Everything Roses, Part 2

As I mentioned in the last post, I got frustrated with heat embossing the raised images of the embossed cardstock. Whenever I brayer over an image with large debossed areas, I invariably get some ink in those areas. That means that embossing powder sticks there and you will get embossing there! It took some time to heat emboss the cardstock because I had to brush away the parts that were where I didn’t want them to be. There was a lot! I used a small, soft brush, so I could get where I wanted to without removing what I wanted to stay.

Frustrating, right? So, I thought of something else… why not STAMP an outline image and emboss that? So, that’s what I did with the same rose image from Fifth Avenue Floral (it’s just smaller than the embossing folder).

So, here’s the image once it was heat embossed.

Embossed Rose Image

Embossed Rose Image

Here is a closeup:

Embossed Rose Image, Closeup

Embossed Rose Image, Closeup

You can see that the lines are not as deep and wide as with the embossing folder. But, I have seen other people (on their blogs) that have tried this so I was confident that this would work. It all depended upon my coloring skills now! šŸ™‚

So, here are the first few that I created using the same watercoloring technique as in the previous post. I have to say, I am very VERY conservative with color, so I always like to start with the lightest color first (and that’s sometimes what they teach you for watercolors). However, Patty Bennett suggests that you start with the darkest colors first. Since this was all an experiment, I thought I would try both as starting points for my flowers.

Start with the lightest color first:

Both of these started with Summer Sun, then had Tangerine Tango and Riding Hood Red added in (in that order).

Start with Lightest, take 1

Start with Lightest, take 1

Start with Lightest, take 2

Start with Lightest, take 2

Start with the darkest color first:

This one started with Riding Hood Red. Then, Tangerine Tango and Summer Sun were added (in that order).

Start with Darkest, take 1

Start with Darkest, take 1

This one started with Tangerine Tango. Then, Summer Sun and Riding Hood Red were added (in that order).

Start with Darkest, take 2

Start with Darkest, take 2

Interesting how they all come out different, huh? Even if you use the same starting point and colors, as I did with the first two.

In all of this, I have come up with some interesting conclusions and observations:

  • You should start with the darkest (or one of the dark) colors first. This seems a little counter-intuitive. I think what happens is that the first color will dilute quite a bit before it dries in the puddles. If you start with the lightest color, you will get a very VERY light color (see first two images above). However, if you start with the darkest color, less water will be available when you put down the light color (’cause of evaporation and absorption). This means that your light color will stay a little bit more intense (see last image above).
  • Sit and position your work light so you can see the puddles.
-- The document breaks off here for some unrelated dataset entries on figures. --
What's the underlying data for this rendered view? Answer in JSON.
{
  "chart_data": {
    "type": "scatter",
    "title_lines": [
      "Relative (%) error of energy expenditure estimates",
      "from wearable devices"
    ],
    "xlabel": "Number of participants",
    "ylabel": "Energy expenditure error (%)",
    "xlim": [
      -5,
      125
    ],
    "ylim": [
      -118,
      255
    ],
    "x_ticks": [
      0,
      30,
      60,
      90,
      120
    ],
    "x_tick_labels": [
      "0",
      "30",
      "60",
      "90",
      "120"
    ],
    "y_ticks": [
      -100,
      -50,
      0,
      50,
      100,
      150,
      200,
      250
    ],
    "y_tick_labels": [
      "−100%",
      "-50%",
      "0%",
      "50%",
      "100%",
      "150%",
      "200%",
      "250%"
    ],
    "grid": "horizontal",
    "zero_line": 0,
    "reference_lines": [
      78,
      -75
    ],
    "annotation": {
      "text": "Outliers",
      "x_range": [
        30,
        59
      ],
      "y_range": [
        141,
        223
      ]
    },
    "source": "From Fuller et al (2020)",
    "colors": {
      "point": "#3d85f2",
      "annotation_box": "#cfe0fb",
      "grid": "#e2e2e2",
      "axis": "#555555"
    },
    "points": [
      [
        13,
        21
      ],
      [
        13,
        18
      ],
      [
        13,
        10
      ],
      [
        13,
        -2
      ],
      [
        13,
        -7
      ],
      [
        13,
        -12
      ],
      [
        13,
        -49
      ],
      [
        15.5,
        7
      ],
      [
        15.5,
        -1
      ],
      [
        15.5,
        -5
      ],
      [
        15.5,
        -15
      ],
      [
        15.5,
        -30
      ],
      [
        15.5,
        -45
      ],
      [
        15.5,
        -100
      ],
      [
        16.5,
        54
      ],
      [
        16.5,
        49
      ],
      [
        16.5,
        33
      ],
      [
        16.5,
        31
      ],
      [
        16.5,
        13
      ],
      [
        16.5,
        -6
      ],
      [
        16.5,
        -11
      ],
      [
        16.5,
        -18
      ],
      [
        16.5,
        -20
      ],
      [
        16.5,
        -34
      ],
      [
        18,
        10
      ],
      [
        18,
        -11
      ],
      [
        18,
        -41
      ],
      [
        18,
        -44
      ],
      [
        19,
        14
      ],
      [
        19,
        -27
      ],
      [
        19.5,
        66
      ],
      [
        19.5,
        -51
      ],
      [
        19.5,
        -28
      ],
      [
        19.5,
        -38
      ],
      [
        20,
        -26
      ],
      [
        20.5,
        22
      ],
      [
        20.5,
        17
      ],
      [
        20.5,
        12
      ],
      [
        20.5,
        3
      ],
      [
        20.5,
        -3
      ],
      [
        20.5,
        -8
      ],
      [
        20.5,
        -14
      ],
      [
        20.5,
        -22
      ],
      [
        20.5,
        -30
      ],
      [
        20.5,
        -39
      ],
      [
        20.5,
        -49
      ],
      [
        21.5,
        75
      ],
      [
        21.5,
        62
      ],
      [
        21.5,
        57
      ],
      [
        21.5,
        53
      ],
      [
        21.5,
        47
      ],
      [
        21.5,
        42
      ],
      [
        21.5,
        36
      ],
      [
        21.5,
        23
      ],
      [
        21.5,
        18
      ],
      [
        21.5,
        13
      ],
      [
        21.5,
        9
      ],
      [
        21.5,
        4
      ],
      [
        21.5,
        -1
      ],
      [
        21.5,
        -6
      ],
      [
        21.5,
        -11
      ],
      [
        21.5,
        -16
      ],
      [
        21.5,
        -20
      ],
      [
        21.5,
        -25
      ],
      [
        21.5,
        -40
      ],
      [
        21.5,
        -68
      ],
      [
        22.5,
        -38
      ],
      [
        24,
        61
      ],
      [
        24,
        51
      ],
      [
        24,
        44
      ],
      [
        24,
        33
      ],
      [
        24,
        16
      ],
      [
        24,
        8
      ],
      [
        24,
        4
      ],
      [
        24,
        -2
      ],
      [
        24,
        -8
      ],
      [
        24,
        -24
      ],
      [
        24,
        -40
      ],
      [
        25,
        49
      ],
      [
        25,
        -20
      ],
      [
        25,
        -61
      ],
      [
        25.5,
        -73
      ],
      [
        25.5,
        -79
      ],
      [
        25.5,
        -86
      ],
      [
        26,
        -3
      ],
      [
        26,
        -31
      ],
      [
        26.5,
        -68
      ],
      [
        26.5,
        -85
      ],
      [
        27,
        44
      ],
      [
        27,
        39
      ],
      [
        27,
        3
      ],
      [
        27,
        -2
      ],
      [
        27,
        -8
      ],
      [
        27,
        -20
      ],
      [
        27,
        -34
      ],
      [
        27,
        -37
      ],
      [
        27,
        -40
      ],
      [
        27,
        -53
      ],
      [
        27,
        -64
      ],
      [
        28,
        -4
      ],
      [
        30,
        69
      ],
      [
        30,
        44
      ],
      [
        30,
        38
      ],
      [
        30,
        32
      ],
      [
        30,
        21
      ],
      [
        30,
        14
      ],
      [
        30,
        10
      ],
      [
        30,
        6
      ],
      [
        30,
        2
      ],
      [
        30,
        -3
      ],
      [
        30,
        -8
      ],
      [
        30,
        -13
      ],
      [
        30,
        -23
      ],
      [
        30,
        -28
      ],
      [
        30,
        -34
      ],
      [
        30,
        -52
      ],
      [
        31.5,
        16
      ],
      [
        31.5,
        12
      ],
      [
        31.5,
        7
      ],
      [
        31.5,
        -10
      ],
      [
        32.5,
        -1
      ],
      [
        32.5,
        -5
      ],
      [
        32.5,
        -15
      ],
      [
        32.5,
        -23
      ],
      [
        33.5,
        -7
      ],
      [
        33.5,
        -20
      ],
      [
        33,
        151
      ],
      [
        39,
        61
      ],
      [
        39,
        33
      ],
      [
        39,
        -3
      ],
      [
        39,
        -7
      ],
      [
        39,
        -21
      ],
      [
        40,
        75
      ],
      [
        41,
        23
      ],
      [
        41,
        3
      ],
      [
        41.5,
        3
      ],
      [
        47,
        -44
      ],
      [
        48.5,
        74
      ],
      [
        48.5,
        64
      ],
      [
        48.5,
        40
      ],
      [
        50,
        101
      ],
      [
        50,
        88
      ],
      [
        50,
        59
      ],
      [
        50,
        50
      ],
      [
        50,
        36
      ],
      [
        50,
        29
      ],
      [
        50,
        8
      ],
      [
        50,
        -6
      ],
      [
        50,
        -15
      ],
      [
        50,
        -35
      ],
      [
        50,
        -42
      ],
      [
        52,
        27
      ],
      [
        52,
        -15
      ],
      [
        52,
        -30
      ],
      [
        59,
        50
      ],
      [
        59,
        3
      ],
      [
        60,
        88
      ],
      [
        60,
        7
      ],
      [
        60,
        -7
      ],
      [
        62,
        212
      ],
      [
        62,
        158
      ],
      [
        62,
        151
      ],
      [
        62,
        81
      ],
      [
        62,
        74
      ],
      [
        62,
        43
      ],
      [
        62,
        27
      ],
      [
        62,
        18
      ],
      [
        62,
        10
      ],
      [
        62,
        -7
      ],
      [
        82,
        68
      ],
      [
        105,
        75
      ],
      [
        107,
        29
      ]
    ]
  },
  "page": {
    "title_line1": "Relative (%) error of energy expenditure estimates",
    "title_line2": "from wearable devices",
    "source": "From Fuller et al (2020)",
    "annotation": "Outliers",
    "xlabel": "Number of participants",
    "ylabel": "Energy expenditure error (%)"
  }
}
This means you can see where to apply your color, i.e., where to put your brush. Believe me, if you put color in a “dry” spot, nothing much will happen except right where your brush is!
  • Don’t be afraid to add water (as well as color) from your Aqua Painter. I’ve been able to “coax” puddles to “grow” (i.e., add more water where it dried out). I first stick my brush into a puddle, then “drag” it to the dry area. Cool; water comes out from your brush and helps add to the puddle of water already there! Trick is to start with your brush inside a puddle and move it. Don’t put your brush directly down into the dry spot.
  • Don’t be afraid to let your brush sit in a puddle for some time. After a while, you’ll have quite a bit of ink in your Aqua Painter. It seems like you need to pick up more ink to add color to puddles, but what you may really need to do is tap it inside a puddle for a bit.

So, I think I like this technique WAY better. Plus, after trying it out for a while, I think I got the hang of how to add color into the images (I think that’s the more important lesson). I’ve seen a sample on someone’s blog (Jan Tink?), in which she also adds color to the OUTSIDE of the image. It looks pretty cool.